I realise I'm doing something simply wrong.
names(drugindex)
[1] "book.MRN" "DRUG1" "DRUG2" "DRUG3" "DRUG4" "DRUG5"
[7] "DRUG6" "DRUG7" "DRUG8" "DRUG9" "DRUG10" "DRUG11"
[13] "DRUG12" "DRUG13" "DRUG14" "DRUG15" "DRUG16"
> truvec<-drugindex$book.MRN[as.vector(unlist(apply(drugindex[,2:17], 2, grep, pattern="Lamotrigine")))]
> truvec
truvec
[1] 0024633 0008291 0008469 0030599 0027667
37 Levels: 0008291 0008469 0010188 0014217 0014439 0015822 ... 0034262
> head(drugindex)
book.MRN DRUG1 DRUG2 DRUG3 DRUG4 DRUG5
4 0008291 Venlafaxine Procyclidine Flunitrazepam Amisulpiride Clozapine
31 0008469 Venlafaxine Mirtazapine Lithium Olanzapine Metoprolol
3 0010188 Flurazepam Valproate Olanzapine Mirtazapine Esomeprazole
13 0014217 Aspirin Ramipril Zuclopenthixol Lorazepam Haloperidol
15 0014439 Zopiclone Diazepam Haloperidol Paracetamol <NA>
5 0015822 Olanzapine Venlafaxine Lithium Haloperidol Alprazolam
DRUG6 DRUG7 DRUG8 DRUG9 DRUG10 DRUG11 DRUG12
4 Lamotrigine Alprazolam Lithium Alprazolam <NA> <NA> <NA>
31 Lamotrigine Ramipril Alprazolam Zolpidem Trifluoperazine <NA> <NA>
3 Paracetamol Alprazolam Citalopram <NA> <NA> <NA> <NA>
13 <NA> <NA> <NA> <NA> <NA> <NA> <NA>
15 <NA> <NA> <NA> <NA> <NA> <NA> <NA>
5 <NA> <NA> <NA> <NA> <NA> <NA> <NA>
DRUG13 DRUG14 DRUG15 DRUG16
4 <NA> <NA> <NA> <NA>
31 <NA> <NA> <NA> <NA>
3 <NA> <NA> <NA> <NA>
13 <NA> <NA> <NA> <NA>
15 <NA> <NA> <NA> <NA>
5 <NA> <NA> <NA> <NA>
And what I want is a vector of logicals for each drug, saying whether that patient is on it
Thank you all for your time.
Ross Dunne MRCPsych
"Te occidere possunt sed te edere ne possunt, nefas est".
You were close with your apply attempt, but MARGIN=2 applies the function over columns, not rows. Also, grep returns the locations of the matches; you want grepl, which returns a logical vector. Try this:
apply(x[,-1], 1, function(x) any(grepl("Aspirin",x)))
You could also use %in%, which you may find more intuitive:
apply(x[,-1], 1, "%in%", x="Aspirin")
First, a comment on data structure. You have data in what some call a "wide" format, with a single row per patient and multiple columns for the drugs. It is usually the case that the "long" format, with reapeated rows per patient and a single column for drugs is more amenable to data manipulation. To reshape your data from wide to long and vice versa, take a look at the reshape package.

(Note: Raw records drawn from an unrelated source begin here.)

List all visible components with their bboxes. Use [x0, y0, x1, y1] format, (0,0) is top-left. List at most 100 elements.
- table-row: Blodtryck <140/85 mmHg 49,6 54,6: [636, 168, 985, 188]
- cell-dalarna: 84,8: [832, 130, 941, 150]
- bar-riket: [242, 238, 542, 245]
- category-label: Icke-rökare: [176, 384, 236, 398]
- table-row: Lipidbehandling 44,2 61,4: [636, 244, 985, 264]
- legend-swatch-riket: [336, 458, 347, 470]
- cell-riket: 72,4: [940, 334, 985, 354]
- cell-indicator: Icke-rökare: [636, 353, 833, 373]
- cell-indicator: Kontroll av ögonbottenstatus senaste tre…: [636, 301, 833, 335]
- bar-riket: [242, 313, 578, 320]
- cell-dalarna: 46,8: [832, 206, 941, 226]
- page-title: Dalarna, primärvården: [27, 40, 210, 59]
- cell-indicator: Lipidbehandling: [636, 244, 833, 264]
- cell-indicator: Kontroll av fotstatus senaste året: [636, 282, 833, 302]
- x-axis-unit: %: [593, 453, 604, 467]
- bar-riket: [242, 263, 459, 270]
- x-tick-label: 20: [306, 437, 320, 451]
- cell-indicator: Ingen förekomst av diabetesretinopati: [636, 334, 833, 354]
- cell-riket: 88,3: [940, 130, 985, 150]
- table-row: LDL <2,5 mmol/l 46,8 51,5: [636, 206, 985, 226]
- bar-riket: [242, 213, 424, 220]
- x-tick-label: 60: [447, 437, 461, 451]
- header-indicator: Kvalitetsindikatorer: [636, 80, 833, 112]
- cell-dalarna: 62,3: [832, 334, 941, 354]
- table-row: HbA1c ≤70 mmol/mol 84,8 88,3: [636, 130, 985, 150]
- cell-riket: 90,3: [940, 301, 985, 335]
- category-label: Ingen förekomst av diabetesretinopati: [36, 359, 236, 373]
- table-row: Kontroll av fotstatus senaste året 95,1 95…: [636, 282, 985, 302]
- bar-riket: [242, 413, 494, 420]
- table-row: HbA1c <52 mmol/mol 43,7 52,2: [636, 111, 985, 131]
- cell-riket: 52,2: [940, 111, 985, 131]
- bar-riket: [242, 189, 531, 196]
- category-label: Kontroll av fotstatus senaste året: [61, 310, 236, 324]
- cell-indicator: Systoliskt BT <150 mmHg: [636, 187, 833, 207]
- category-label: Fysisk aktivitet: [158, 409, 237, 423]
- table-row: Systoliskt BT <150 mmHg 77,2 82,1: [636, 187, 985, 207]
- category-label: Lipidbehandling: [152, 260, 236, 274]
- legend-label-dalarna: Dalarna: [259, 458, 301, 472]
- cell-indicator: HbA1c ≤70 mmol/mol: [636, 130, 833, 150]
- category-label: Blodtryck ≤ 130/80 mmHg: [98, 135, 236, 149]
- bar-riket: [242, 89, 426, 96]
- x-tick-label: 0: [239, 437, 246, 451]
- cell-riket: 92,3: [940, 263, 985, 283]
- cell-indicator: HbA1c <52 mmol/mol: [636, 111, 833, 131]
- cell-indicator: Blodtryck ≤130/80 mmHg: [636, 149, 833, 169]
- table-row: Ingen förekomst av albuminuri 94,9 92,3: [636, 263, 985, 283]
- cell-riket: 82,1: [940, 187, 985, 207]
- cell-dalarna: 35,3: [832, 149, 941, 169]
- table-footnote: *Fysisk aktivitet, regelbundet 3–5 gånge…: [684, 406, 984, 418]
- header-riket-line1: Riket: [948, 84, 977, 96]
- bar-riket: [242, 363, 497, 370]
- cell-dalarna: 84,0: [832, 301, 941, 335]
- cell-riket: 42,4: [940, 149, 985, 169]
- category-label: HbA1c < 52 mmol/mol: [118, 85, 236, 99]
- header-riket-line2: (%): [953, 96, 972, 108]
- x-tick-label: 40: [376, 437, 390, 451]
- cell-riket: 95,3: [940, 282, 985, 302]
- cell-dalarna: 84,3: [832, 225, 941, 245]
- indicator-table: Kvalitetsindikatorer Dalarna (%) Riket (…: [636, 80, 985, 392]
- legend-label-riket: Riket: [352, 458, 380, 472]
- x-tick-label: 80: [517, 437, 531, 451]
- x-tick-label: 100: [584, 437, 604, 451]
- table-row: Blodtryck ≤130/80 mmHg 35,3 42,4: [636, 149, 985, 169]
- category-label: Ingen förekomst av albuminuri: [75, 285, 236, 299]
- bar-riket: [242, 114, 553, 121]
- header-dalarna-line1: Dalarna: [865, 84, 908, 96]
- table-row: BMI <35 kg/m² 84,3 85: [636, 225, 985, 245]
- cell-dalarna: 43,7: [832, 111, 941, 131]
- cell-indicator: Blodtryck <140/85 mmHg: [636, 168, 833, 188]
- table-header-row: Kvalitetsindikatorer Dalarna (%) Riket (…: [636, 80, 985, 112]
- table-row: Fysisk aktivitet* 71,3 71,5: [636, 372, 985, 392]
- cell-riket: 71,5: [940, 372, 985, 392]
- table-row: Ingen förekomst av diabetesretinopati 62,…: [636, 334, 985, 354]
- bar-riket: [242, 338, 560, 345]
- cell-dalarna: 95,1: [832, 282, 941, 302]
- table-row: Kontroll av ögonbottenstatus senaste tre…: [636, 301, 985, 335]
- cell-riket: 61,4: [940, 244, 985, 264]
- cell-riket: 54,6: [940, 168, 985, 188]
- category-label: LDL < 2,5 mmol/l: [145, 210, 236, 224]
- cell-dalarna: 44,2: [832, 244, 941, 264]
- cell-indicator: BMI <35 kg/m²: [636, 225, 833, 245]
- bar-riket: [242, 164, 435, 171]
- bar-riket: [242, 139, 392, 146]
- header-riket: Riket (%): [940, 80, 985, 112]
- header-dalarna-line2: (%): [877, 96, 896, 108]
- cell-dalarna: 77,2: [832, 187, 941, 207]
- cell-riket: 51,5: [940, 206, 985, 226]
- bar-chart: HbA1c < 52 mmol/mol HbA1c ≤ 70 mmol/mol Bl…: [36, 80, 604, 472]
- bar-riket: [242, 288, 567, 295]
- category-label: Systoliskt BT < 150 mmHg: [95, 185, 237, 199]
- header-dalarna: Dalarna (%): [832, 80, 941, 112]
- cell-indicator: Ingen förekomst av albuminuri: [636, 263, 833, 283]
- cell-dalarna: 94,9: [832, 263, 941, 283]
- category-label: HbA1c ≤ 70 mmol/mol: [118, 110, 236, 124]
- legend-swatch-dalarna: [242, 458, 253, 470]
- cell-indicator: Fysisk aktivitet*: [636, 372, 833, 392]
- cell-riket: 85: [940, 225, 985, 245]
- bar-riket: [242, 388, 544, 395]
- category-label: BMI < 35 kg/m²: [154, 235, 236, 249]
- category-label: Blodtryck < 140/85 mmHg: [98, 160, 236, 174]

In this case, you would have something like:
library(reshape)
dnow <- melt(drugindex, id.var='book.MRN')
subset(dnow, value=='Lamotrigine')
Much cleaner, and obvious, code, if I may say so ...
Edit: If you need the old structure back you can use cast:
cast(subset(dnow, value=='Lamotrigine'), book.MRN ~ value)
as suggested by #jonw in the comments.